No hay que olvidar que los Estados llamados plurilingües son, en la mayoría de los casos, el resultado de conquistas o de políticas asimilacionistas y no el fruto de la coincidencia libre entre dos o más pueblos, salvo en los casos en que hay que defenderse circunstancialmente de una presión exterior. Tanto en un caso como en otro el equilibrio entre las lenguas es precario y el peso se decantará inevitablemente, tarde o temprano, hacia la lengua que goza de la condición de oficial para todo el territorio del Estado; porque, como se ha dicho a veces irónicamente, pero con más razón de lo que podamos imaginar, una lengua es aquello que tiene el apoyo de los ejércitos de tierra, mar y aire.

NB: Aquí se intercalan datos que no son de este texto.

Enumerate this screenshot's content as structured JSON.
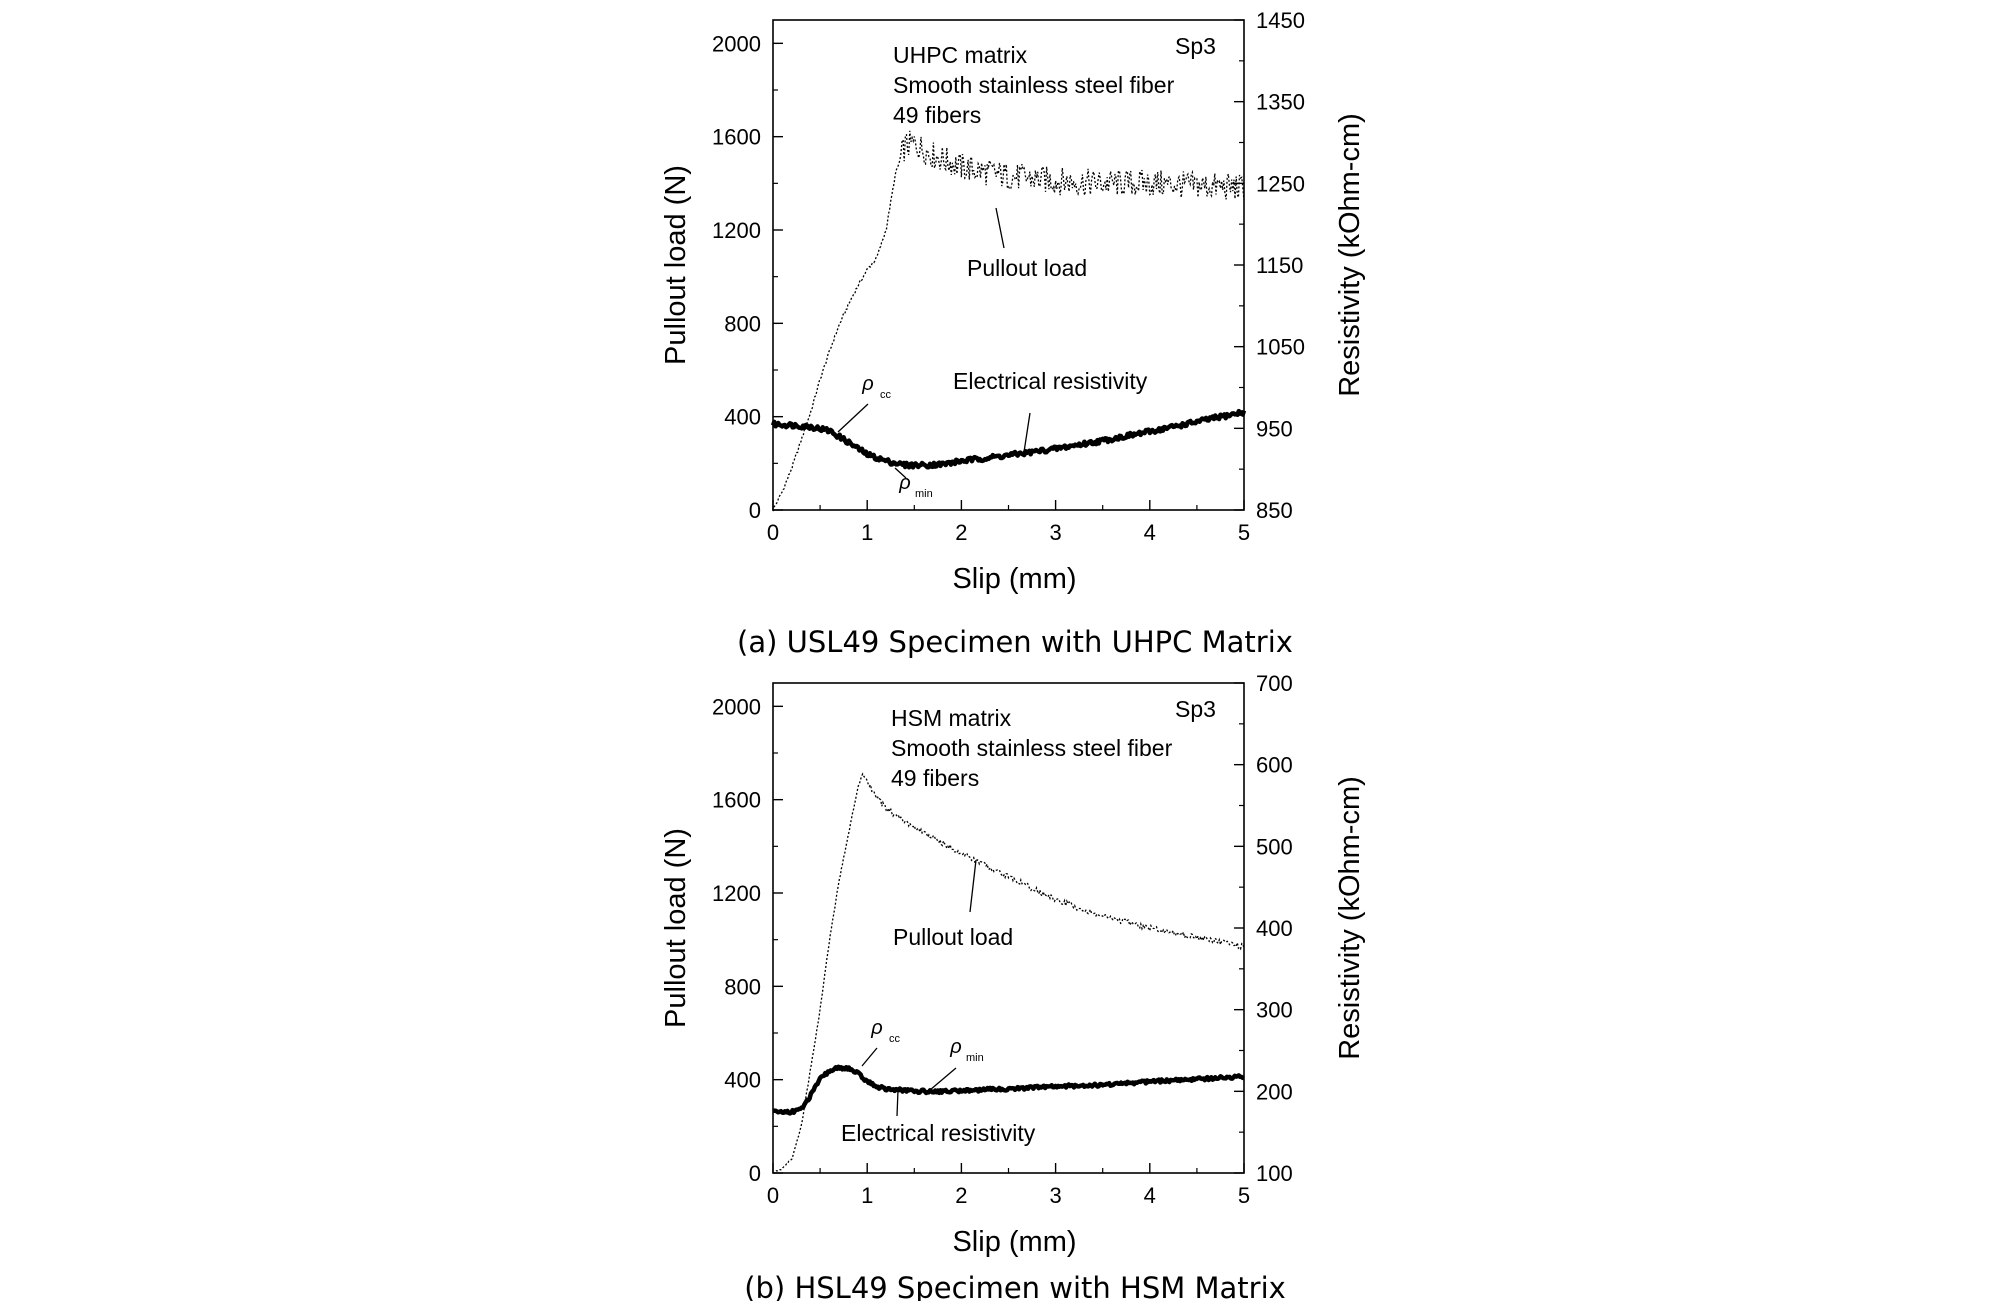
{
  "chart_data": [
    {
      "id": "a",
      "type": "line",
      "caption": "(a) USL49 Specimen with UHPC Matrix",
      "xlabel": "Slip (mm)",
      "ylabel": "Pullout load (N)",
      "y2label": "Resistivity (kOhm-cm)",
      "xlim": [
        0,
        5
      ],
      "ylim": [
        0,
        2100
      ],
      "y2lim": [
        850,
        1450
      ],
      "xticks": [
        "0",
        "1",
        "2",
        "3",
        "4",
        "5"
      ],
      "yticks": [
        "0",
        "400",
        "800",
        "1200",
        "1600",
        "2000"
      ],
      "y2ticks": [
        "850",
        "950",
        "1050",
        "1150",
        "1250",
        "1350",
        "1450"
      ],
      "legend_lines": [
        "UHPC matrix",
        "Smooth stainless steel fiber",
        "49 fibers"
      ],
      "specimen_tag": "Sp3",
      "annotations": {
        "pullout": "Pullout load",
        "resistivity": "Electrical resistivity",
        "rho_cc": "ρ",
        "rho_cc_sub": "cc",
        "rho_min": "ρ",
        "rho_min_sub": "min"
      },
      "series": [
        {
          "name": "Pullout load",
          "axis": "left",
          "style": "dotted",
          "x": [
            0,
            0.1,
            0.2,
            0.3,
            0.4,
            0.5,
            0.6,
            0.7,
            0.8,
            0.9,
            1.0,
            1.1,
            1.2,
            1.3,
            1.4,
            1.5,
            1.7,
            2.0,
            2.5,
            3.0,
            3.5,
            4.0,
            4.5,
            5.0
          ],
          "y": [
            0,
            80,
            180,
            300,
            420,
            560,
            680,
            790,
            880,
            960,
            1030,
            1080,
            1200,
            1440,
            1560,
            1570,
            1520,
            1470,
            1430,
            1410,
            1400,
            1400,
            1390,
            1380
          ],
          "noise": 60
        },
        {
          "name": "Electrical resistivity",
          "axis": "right",
          "style": "thick",
          "x": [
            0,
            0.2,
            0.4,
            0.6,
            0.8,
            1.0,
            1.2,
            1.4,
            1.6,
            1.8,
            2.0,
            2.5,
            3.0,
            3.5,
            4.0,
            4.5,
            5.0
          ],
          "y": [
            955,
            954,
            952,
            947,
            933,
            918,
            910,
            905,
            905,
            906,
            910,
            917,
            925,
            935,
            946,
            958,
            970
          ],
          "noise": 3
        }
      ]
    },
    {
      "id": "b",
      "type": "line",
      "caption": "(b) HSL49 Specimen with HSM Matrix",
      "xlabel": "Slip (mm)",
      "ylabel": "Pullout load (N)",
      "y2label": "Resistivity (kOhm-cm)",
      "xlim": [
        0,
        5
      ],
      "ylim": [
        0,
        2100
      ],
      "y2lim": [
        100,
        700
      ],
      "xticks": [
        "0",
        "1",
        "2",
        "3",
        "4",
        "5"
      ],
      "yticks": [
        "0",
        "400",
        "800",
        "1200",
        "1600",
        "2000"
      ],
      "y2ticks": [
        "100",
        "200",
        "300",
        "400",
        "500",
        "600",
        "700"
      ],
      "legend_lines": [
        "HSM matrix",
        "Smooth stainless steel fiber",
        "49 fibers"
      ],
      "specimen_tag": "Sp3",
      "annotations": {
        "pullout": "Pullout load",
        "resistivity": "Electrical resistivity",
        "rho_cc": "ρ",
        "rho_cc_sub": "cc",
        "rho_min": "ρ",
        "rho_min_sub": "min"
      },
      "series": [
        {
          "name": "Pullout load",
          "axis": "left",
          "style": "dotted",
          "x": [
            0,
            0.1,
            0.2,
            0.3,
            0.4,
            0.5,
            0.6,
            0.7,
            0.8,
            0.9,
            0.95,
            1.0,
            1.1,
            1.2,
            1.5,
            2.0,
            2.5,
            3.0,
            3.5,
            4.0,
            4.5,
            5.0
          ],
          "y": [
            0,
            20,
            60,
            200,
            450,
            700,
            1000,
            1250,
            1450,
            1650,
            1710,
            1680,
            1610,
            1560,
            1480,
            1370,
            1270,
            1170,
            1100,
            1050,
            1010,
            970
          ],
          "noise": 12
        },
        {
          "name": "Electrical resistivity",
          "axis": "right",
          "style": "thick",
          "x": [
            0,
            0.2,
            0.3,
            0.4,
            0.5,
            0.6,
            0.7,
            0.8,
            0.9,
            1.0,
            1.1,
            1.2,
            1.4,
            1.6,
            1.8,
            2.0,
            2.5,
            3.0,
            3.5,
            4.0,
            4.5,
            5.0
          ],
          "y": [
            175,
            175,
            178,
            195,
            215,
            225,
            229,
            228,
            222,
            212,
            206,
            203,
            201,
            200,
            200,
            201,
            203,
            206,
            208,
            212,
            215,
            218
          ],
          "noise": 2
        }
      ]
    }
  ]
}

Y las restantes lenguas quedarán relegadas, en la consideración del Estado, al papel de curiosidades dignas, a lo sumo, de un respeto más retórico que real.
Desde un punto de vista lingüístico, los territorios en los que de facto existen dos lenguas son territorios lingüísticamente provisionales: con el tiempo, una de las dos acabará por desaparecer si un Estado poderoso pone en marcha su rodillo (piénsese en la situación del occitano y del catalán en Francia), a menos que se le oponga una política lingüística de enérgica defensa de la lengua autóctona; política que, por otra parte, tendrá el efecto saludable de impedir la disgregación de la comunidad en guetos.
Adquisición voluntaria
Por lo demás, saber una o más lenguas aparte de la propia ha de ser tenido por enriquecedor si se trata, obviamente, de una adquisición voluntaria (por imperativos intelectuales, por necesidades comerciales, por el placer de viajar y conocer pueblos diversos, por el gusto de las lenguas) y también si, forzado o no por las circunstancias, alguien ha de vivir en otros lugares (independientemente de si hay o no de por medio separaciones fronterizas estatales) y no quiere ser un ente extraño, ajeno a la comunidad lingüística, cultural y de trabajo que le acoge. Bueno será no olvidar el sabio refrán recogido hace más de tres siglos y medio por Gonzalo de Correas: "Do fueres, harás como vieres'.Hacia la Europa de un futuro próximo, la cuestión de la pluralidad lingüística plantea problemas excitantes y requerirá unos esfuerzos de imaginación que en ningún caso deberán comportar la minusvaloración de ni siquiera una sola de las lenguas que hoy son no sólo un patrimonio inestimable, sino, sobre todo, las lenguas naturales de unos grupos humanos a los que jamás será lícito arrebatar su más preciada señal de identidad.